Termos em que V. Exas. negarão o provimento ao presente recurso, mantendo-se a douta decisão recorrida, assim se fazendo a acostumada JUSTIÇA!”

8. Foram cumpridos os vistos.

9. Cumpre decidir.

II. FUNDAMENTAÇÃO

II. 1. A questão a resolver, recortada das alegações apresentadas pela Recorrente/Autora/Flaj – Calçados, Lda., consiste em saber se:

(1) Há fundamento para alterar o acórdão recorrido que julgou procedente a exceção dilatória de incompetência absoluta, em razão das regras de competência internacional, importando que se declare os tribunais portugueses competentes para conhecer da demanda em causa?

II. 2. Da Matéria de Facto

A materialidade adquirida processualmente para efeito de apreciação do objeto do presente recurso é a que dimana do antecedente relatório, sendo que em resultado da ausência de contestação da Ré/Officina 7 Sas Bernabé Loredana & C., e em razão do disposto no art.º 567º n.º 1 do Código de Processo Civil, considera-se demonstrada a facticidade que adiante se consigna:

“1º A Autora dedica-se ao fabrico de calçado de couro e pele.

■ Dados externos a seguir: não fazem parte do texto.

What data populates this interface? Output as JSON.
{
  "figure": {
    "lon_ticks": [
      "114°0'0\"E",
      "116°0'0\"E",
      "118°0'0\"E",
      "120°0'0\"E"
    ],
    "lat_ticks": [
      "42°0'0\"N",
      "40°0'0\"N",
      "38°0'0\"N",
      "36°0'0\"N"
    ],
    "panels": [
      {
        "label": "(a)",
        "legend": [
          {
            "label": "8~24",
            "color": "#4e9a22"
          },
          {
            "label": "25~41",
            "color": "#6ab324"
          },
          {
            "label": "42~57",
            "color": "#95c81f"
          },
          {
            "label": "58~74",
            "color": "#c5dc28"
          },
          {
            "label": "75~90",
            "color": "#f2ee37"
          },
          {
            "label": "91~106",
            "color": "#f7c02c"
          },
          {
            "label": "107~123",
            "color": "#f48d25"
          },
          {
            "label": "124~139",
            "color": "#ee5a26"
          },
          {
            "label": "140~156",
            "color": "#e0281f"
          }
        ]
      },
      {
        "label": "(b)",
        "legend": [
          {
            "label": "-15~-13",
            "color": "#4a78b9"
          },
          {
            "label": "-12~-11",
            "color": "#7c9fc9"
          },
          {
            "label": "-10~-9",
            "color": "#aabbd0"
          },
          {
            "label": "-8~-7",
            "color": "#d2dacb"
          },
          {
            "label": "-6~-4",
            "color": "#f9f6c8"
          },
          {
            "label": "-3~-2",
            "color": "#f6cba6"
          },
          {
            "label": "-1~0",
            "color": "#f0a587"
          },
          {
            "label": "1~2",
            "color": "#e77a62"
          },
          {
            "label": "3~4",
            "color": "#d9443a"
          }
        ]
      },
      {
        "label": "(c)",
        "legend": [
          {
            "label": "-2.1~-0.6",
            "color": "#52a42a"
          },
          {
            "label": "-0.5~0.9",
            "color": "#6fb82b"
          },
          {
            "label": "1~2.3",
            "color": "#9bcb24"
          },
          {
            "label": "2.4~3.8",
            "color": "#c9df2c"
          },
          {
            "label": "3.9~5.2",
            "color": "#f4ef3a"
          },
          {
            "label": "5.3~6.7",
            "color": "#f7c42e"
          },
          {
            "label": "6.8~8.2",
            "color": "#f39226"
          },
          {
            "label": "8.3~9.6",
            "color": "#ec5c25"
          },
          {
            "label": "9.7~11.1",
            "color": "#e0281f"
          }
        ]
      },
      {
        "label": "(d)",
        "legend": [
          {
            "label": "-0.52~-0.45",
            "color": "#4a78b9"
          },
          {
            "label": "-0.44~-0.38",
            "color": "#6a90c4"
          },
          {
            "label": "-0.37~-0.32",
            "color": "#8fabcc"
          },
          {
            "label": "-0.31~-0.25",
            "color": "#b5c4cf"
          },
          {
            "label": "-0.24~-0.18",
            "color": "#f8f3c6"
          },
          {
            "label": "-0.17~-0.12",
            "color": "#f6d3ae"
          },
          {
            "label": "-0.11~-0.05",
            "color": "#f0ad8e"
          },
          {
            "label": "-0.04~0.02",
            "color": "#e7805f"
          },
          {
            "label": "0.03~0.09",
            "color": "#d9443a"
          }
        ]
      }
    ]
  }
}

2º No exercício da sua atividade, a Autora desenvolveu, fabricou e entregou à Ré, sob encomenda, especificações e instruções desta, que recebeu daquela, o calçado melhor discriminado nas seguintes faturas:

- Fatura n.º ...81 de 15/10/2021 no valor de 11.632,53 €;

- Fatura n.º ...29 de 26/11/2021 no valor de 26.556,29 €;

- Fatura n.º ...33 de 06/12/2021 no valor de 27.126,54 €;

- Fatura n.º ...44 de 13/12/2021 no valor de 42.177,89 €;

- Fatura n.º ...53 de 22/12/2021 no valor de 6.161,27 €;

- Fatura n.º ...58 de 22/02/2022 no valor de 19.002,06 €;

- Fatura n.º ...89 de 31/03/201 no valor de 19.797,85 €;

- Fatura n.º ...01 de 04/04/2022 no valor de 9.746,68 €;

- Fatura n.º ...20 de 28/06/2022 no valor de 4.822,50 €; e

- Fatura nº ...21 de 28/06/2021 no valor de 3.683,50 €.

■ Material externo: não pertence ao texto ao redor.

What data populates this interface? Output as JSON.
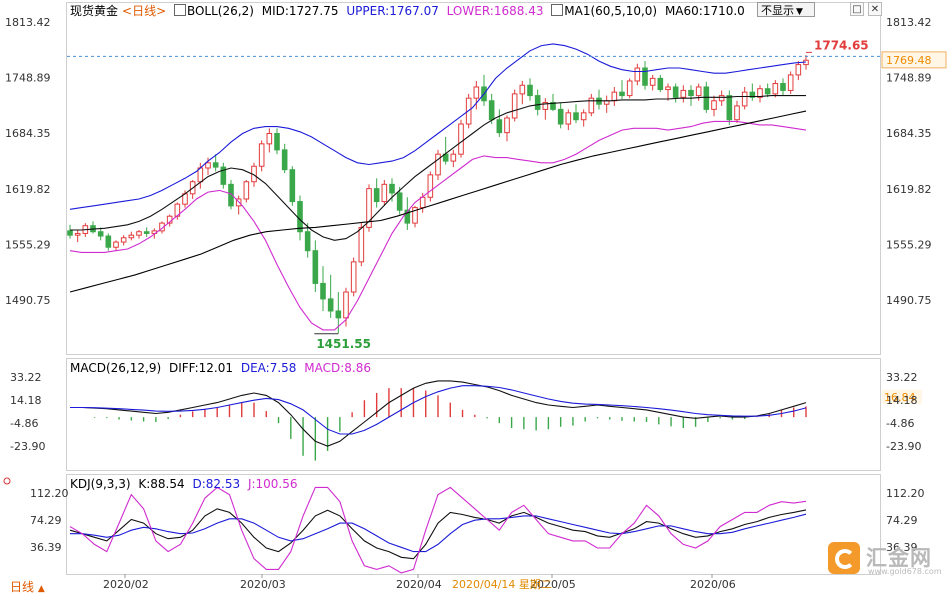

3º O preço global do calçado confecionado e entregue pela Autora à Ré, e por esta recebido, ascendeu ao montante global de 170.707,11 €.

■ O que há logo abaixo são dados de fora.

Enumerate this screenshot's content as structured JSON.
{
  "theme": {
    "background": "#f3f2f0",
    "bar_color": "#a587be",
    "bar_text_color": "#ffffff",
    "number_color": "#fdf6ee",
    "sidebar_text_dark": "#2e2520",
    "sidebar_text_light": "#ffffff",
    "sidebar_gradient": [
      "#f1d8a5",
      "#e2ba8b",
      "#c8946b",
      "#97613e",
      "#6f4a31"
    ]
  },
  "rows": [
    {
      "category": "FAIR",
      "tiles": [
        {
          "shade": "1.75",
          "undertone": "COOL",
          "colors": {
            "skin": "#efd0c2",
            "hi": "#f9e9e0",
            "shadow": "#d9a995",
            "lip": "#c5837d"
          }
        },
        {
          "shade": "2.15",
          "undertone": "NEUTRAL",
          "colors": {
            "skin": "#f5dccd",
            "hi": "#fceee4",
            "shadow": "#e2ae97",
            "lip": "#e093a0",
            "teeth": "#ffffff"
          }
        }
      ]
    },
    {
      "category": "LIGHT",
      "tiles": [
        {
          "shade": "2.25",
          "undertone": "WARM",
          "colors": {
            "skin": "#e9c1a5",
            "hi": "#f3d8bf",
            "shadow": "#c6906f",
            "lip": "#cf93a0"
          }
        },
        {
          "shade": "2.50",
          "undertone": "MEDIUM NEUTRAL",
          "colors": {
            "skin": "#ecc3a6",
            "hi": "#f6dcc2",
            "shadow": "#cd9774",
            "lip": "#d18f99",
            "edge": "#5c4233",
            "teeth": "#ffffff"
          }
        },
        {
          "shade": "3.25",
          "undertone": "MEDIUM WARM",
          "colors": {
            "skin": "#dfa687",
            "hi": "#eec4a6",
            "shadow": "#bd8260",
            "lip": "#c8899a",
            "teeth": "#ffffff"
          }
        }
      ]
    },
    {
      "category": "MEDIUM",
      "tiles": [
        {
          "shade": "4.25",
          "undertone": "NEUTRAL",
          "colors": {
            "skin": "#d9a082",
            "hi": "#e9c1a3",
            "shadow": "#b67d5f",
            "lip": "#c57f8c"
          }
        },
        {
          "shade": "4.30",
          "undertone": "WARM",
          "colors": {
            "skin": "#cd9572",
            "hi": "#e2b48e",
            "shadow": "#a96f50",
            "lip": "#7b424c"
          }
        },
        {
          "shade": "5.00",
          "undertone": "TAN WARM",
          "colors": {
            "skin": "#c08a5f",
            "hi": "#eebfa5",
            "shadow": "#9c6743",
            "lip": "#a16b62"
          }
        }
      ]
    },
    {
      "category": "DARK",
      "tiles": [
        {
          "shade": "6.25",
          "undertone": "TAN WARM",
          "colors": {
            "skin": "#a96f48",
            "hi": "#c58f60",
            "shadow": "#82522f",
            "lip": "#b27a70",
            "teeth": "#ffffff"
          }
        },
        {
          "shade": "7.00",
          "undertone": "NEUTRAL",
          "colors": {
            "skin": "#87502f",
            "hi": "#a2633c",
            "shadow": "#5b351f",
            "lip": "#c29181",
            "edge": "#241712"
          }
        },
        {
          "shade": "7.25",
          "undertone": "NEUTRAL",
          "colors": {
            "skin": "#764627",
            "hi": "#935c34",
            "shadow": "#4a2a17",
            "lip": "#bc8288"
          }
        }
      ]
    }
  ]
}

4º Todo o calçado foi fabricado pela Autora de acordo com as especificações fornecidas pela Ré e conforme as amostras confecionadas pela Autora e aprovadas pela Ré.

5º sendo certo que foram inspecionados e aceites pela Ré, quer quanto à quantidade, quer quanto à qualidade e nenhum defeito ou inexatidão foi por aquela reclamado à Autora.

6º A Ré recebeu o referido calçado, que comercializou e de onde retirou proventos.

7º sendo certo que a Ré apenas pagou à Autora o montante de 8.932,53 €, por conta da fatura nº ...81, de 15 de outubro de 2021.

8º A Ré, apesar de reconhecer o valor em dívida à Autora, não se dignou efetuar o seu pagamento, apesar de instada por variadíssimas vezes.”

II. 3. Do Direito

O objeto do recurso é delimitado pelas conclusões da alegação da Recorrente/Autora/Flaj – Calçados, Lda., não podendo este Tribunal conhecer de matérias nelas não incluídas, a não ser que as mesmas sejam de conhecimento oficioso - artºs. 635º n.º 4 e 639º n.º 1, ex vi, art.º 679º, todos do Código de Processo Civil.

II. 3.1. Há fundamento para alterar o acórdão recorrido que julgou procedente a exceção dilatória de incompetência absoluta, em razão das regras de competência internacional, importando que se declare os tribunais portugueses competentes para conhecer da demanda em causa? (1)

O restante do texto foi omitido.